Hugo Périlleux Sanchez, soutien à la lutte sans-papier et militant Ecolo J, présent lors du rassemblement, se questionne cependant sur la pérennisation de ce genre de mouvement. “On a réussi à déjouer cette opération policière importante, ça c’était super fort. Mais on a été plusieurs à se demander s’ils ne reviendront pas un autre jour ? Aurons-nous à chaque fois l’information ? Est-ce qu’on aura la capacité de se mobiliser à chaque fois ?”

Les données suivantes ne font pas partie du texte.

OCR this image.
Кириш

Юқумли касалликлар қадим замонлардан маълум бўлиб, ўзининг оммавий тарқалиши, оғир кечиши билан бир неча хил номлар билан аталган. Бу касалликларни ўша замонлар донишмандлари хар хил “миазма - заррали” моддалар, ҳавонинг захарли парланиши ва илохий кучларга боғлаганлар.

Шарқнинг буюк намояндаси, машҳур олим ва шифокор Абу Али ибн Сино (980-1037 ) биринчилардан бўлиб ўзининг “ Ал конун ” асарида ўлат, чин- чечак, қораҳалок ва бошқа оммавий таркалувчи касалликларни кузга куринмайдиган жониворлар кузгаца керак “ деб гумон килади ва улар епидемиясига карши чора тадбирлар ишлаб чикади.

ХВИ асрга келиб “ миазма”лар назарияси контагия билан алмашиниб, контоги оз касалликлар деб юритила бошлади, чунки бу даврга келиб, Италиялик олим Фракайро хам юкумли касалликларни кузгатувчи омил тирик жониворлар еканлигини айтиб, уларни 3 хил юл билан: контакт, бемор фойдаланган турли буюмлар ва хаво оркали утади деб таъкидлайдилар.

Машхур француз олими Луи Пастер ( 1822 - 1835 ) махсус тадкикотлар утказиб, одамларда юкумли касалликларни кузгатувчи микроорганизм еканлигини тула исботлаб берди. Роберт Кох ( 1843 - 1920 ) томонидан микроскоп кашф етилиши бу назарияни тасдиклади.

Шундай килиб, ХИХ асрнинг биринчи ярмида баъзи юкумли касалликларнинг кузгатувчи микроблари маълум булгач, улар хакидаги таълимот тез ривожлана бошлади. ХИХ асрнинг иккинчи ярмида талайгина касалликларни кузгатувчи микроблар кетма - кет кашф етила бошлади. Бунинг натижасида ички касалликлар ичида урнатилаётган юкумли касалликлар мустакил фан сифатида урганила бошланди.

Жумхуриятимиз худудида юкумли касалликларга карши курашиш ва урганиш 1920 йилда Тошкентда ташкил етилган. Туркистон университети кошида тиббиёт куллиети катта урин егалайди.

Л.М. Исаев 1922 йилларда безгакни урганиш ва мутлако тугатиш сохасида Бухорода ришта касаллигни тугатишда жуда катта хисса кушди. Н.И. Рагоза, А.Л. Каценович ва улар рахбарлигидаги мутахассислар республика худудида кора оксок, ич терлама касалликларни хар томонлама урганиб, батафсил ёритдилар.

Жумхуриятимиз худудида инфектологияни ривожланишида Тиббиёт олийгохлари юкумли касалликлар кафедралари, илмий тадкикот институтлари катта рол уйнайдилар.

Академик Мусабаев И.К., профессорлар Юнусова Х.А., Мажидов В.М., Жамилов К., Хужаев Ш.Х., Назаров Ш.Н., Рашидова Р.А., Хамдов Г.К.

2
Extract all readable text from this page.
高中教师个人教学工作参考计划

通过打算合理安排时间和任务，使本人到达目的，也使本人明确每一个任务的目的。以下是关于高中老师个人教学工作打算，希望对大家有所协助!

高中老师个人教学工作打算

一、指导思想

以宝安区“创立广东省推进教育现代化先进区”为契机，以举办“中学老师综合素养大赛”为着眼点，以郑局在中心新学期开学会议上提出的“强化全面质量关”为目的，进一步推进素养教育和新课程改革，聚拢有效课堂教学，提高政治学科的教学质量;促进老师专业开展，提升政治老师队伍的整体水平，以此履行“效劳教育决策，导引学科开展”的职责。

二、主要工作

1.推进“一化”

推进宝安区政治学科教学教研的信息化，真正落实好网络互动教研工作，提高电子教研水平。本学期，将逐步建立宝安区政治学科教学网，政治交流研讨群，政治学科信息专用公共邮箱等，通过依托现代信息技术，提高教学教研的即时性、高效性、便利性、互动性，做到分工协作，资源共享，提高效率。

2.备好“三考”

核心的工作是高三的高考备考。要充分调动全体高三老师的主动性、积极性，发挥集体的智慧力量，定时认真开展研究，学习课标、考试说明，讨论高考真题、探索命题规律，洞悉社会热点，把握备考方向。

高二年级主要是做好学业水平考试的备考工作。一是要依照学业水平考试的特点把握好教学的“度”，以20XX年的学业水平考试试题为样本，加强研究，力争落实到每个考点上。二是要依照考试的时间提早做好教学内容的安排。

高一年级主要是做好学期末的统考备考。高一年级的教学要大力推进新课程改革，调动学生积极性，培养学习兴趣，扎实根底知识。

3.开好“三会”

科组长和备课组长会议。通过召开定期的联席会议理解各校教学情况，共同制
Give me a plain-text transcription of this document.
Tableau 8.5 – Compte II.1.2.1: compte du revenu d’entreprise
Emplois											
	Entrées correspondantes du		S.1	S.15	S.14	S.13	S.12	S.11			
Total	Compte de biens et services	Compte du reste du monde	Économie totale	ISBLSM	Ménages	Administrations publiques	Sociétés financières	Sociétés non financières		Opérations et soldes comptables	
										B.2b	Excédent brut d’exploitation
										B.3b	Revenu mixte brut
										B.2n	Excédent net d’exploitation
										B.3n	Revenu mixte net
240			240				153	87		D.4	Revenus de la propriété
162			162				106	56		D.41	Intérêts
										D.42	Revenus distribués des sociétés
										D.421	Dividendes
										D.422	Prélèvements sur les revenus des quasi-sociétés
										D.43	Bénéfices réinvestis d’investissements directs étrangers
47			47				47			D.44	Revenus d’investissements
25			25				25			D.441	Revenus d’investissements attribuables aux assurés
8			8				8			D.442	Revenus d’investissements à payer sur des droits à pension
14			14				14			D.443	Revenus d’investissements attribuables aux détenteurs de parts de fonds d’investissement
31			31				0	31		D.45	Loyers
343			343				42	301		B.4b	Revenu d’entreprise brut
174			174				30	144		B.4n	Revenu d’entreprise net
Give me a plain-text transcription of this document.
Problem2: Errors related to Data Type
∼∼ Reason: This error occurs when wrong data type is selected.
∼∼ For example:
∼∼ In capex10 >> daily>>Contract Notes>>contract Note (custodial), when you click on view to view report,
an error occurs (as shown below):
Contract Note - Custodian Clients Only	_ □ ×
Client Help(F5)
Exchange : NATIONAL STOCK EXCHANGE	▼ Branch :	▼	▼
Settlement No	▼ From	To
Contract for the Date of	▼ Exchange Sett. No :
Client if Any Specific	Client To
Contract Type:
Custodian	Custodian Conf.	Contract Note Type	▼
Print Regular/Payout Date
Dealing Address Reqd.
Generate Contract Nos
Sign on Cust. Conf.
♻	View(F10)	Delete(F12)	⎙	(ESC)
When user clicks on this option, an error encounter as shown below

Des taupes parmi la police
Au sein des forces de police, certains se rebellent également. Ils remettent en question le bien-fondé des opérations. Des policiers deviennent des informateurs pour les collectifs de soutien aux sans-papiers. Ces indics inquiètent le gouvernement. “On fait une enquête pour voir s’il y a des fuites, et d’où viennent ces fuites, parce que c’est inacceptable. Les policiers sont tenus par le secret professionnel, s’ils ne se conforment pas à cela, ils font une erreur professionnelle” s’est exprimé le ministre de l’Intérieur auprès de la RTBF.
“C’est trop facile de dire que les policiers doivent exécuter ce que le monde politique ordonne” Marc Duplessis, du syndicat CGSP-ACOD Police
D’autres policiers ne veulent tout simplement plus prendre part à ces opérations. La ville de Bruxelles et la commune de Schaerbeek ont décidé de ne plus mobiliser leur police communale. Le gouvernement doit donc désormais faire appel à la réserve fédérale pour organiser les prochaines descentes. Marc Duplessis, membre du CGSP-ACOD Police, explique à la RTBF que son syndicat a “l’impression que l’article 3 de la Convention des droits de l’homme n’est pas respecté, ni par les autorités, ni par le ministre de l’Intérieur Jan Jambon (N-VA), ni par le secrétaire d’Etat à l’Asile Theo Francken. Il nous faut un débat avec l’autorité pour avoir des éclaircissements sur la totalité de la problématique. C’est trop facile de dire que les policiers doivent exécuter ce que le monde politique ordonne”.
L’article 3 interdit à tout Etat de pratiquer la torture ou de soumettre toute personne à des traitements inhumains ou dégradants. En décembre 2017, six Soudanais arrêtés en Belgique ont été expulsés vers leur pays d’origine. Ils ont ensuite témoigné des tortures qu’ils ont subies au moment de ce retour. L’opposition a largement dénoncé la “faute” commise par Theo Francken et a réclamé l’arrêt de ces rapatriements. Ils sont pour le moment suspendus.
Marc Duplessis prévient qu’une grève “est une possibilité” mais penche plutôt pour une action de désobéissance civile, en décidant de ne “plus exécuter ce que nous devons exécuter et voir ce qui s’ensuit”. Une première pour les services de l’ordre, comme le note la RTBF.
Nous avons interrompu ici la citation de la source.